[Python-Dev] Windows: Remove support of bytes filenames in theos module?

Wed Feb 10 03:00:17 EST 2016

Executive summary:

Code pages and POSIX locales aren't solutions, they're the Original Sin.

Steve Dower writes:
 > On 09Feb2016 2017, Stephen J. Turnbull wrote:

 > >   > The problem here is the protocol that Python uses to return
 > >   > bytes paths, and that protocol is inconsistent between APIs
 > >   > and information is lost.
 > >
 > > No, the problem is that the necessary information simply isn't always
 > > available.
 > 
 > But if we return bytes paths and the user passes them back in unchanged, 
 > that should be irrelevant.

Yes.  That's pretty much exactly the semantics of using the latin-1
codec.  UTF-8 can't do that without surrogateescape, which Python 2 lacks.

 > The earlier issue was that that doesn't work (e.g. a bytes path
 > from os.scandir couldn't be passed back into open()).

My purely-from-the-user-side take is that that's just a bug in
os.scandir that should be fixed, and that even though the complexity
that occasions such bugs is an undesirable aspect of Python (v2)
programming, it's not a bug because it *can't* be fixed -- you have to
fix the world, not Python.  Or switch to Python 3.

I don't know enough to have an opinion on whether "fixing" os.scandir
could cause other problems.

 > I meant with Python's calls into the API. Anywhere Python does the 
 > conversion from bytes to LPCWSTR (the UTF-16 type) there's a chance 
 > it'll be wrong.

Indeed.  That's why converting the bytes is often the wrong thing to
do *period*.  The reasons that Python might be wrong apply to every
agent that might decide the conversion -- except the user; the user is
never wrong about these things.

 > Microsoft's solution here is the user's active code page, much like 
 > *nix's solution as I understand it, except that where *nix will convert 
 > _to_ the encoding as a normalized form, Windows will convert _from_ the 
 > encoding to its UTF-16 "normalized" form.

Not quite accurate.  Unix by original design doesn't *have* a
normalized form.[1] Bytez-iz-bytez-R-Us, that's Unix.  Recently
everybody (except for a few nationalist lunatics and the unteachables
in some legislatures) has learned that some form of Unicode is the way
to go internally.  But that's "best practice", not POSIX requirement,
and tons of software continues to operate[2] based on the assumption
that users are monolingual with a canonical one-byte encoding, so it
doesn't matter as long as *no conversion is ever done*, and the input
methods and fonts are consistent with each other.  Code pages just try
to *enforce* that constraint (and as I already mentioned, that pissed
me off so much in 1990 that I'm still a Windows refusenik today).

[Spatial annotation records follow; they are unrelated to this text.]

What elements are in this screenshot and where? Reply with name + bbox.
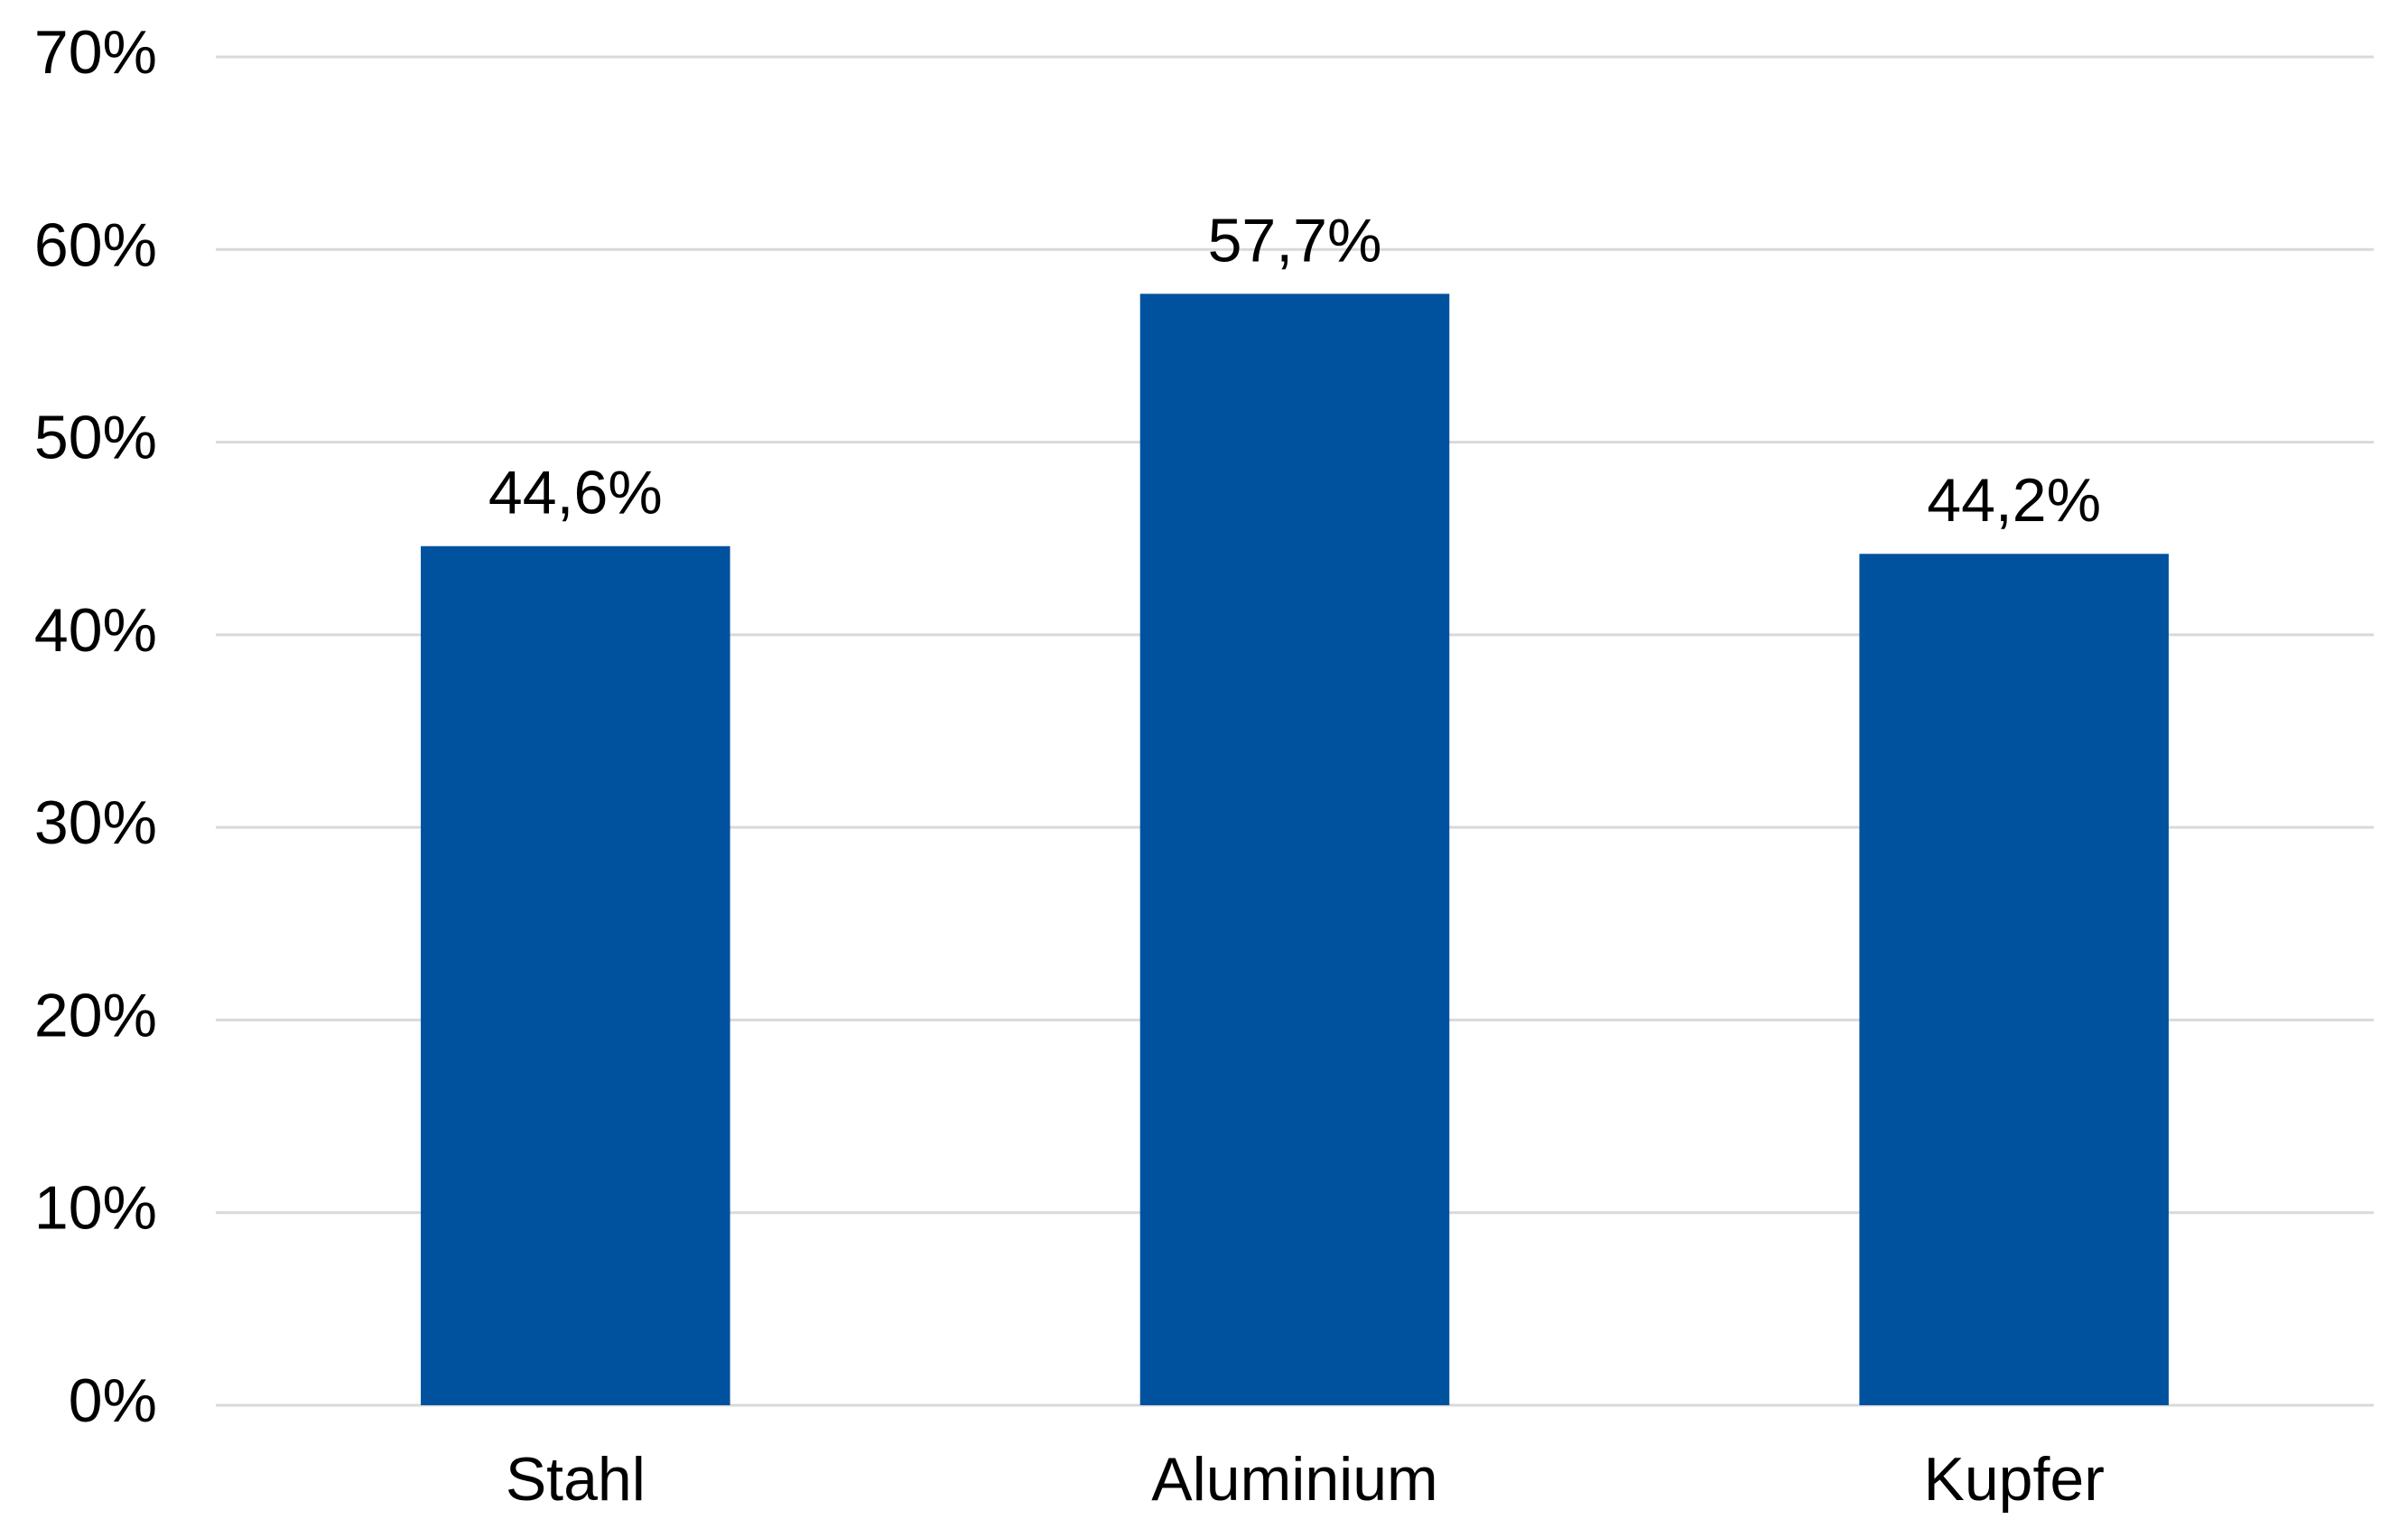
y-tick-label: 70% — [34, 18, 157, 87]
y-tick-label: 10% — [34, 1174, 157, 1243]
value-label: 44,6% — [488, 459, 663, 527]
bar — [1139, 294, 1450, 1405]
y-tick-label: 30% — [34, 788, 157, 857]
x-tick-label: Aluminium — [1151, 1445, 1437, 1514]
y-tick-label: 50% — [34, 404, 157, 472]
bar — [421, 545, 730, 1405]
x-tick-label: Stahl — [506, 1445, 646, 1514]
value-label: 57,7% — [1208, 206, 1382, 275]
y-tick-label: 40% — [34, 596, 157, 665]
x-tick-label: Kupfer — [1923, 1445, 2104, 1514]
y-tick-label: 20% — [34, 981, 157, 1049]
bar — [1859, 554, 2169, 1405]
y-tick-label: 60% — [34, 210, 157, 279]
value-label: 44,2% — [1927, 466, 2101, 535]
y-tick-label: 0% — [69, 1366, 157, 1435]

 > Back-compat concerns have prevented any significant changes being
 > made here, otherwise there wouldn't be a 'bytes' interface at
 > all.

It's not just back-compat, it's absolutely necessary in a code-page-
based world because you just can't be sure what encoding your content
is in until the user tells you the crap you've spewed on her screen
might be Klingon, but it's not any of the 7 human languages she knows.
"Toto!  I don't think we're in Kansas any more...."  The fact is that
code-page-based content continues to be produced in significant
quantities, despite the universal availability and absolute
superiority (except for workstation reconfiguration costs) of Unicode.

Footnotes: 
[1]  The POSIX locale selects encodings for console input and output.
File I/O is just bytes, both the content and the file name.  The code
page also defines the file name encoding as I understand it.

[2]  I would hope that nobody is *writing* software like that any
more, but I live in Japan.  That hope is years in the future for me.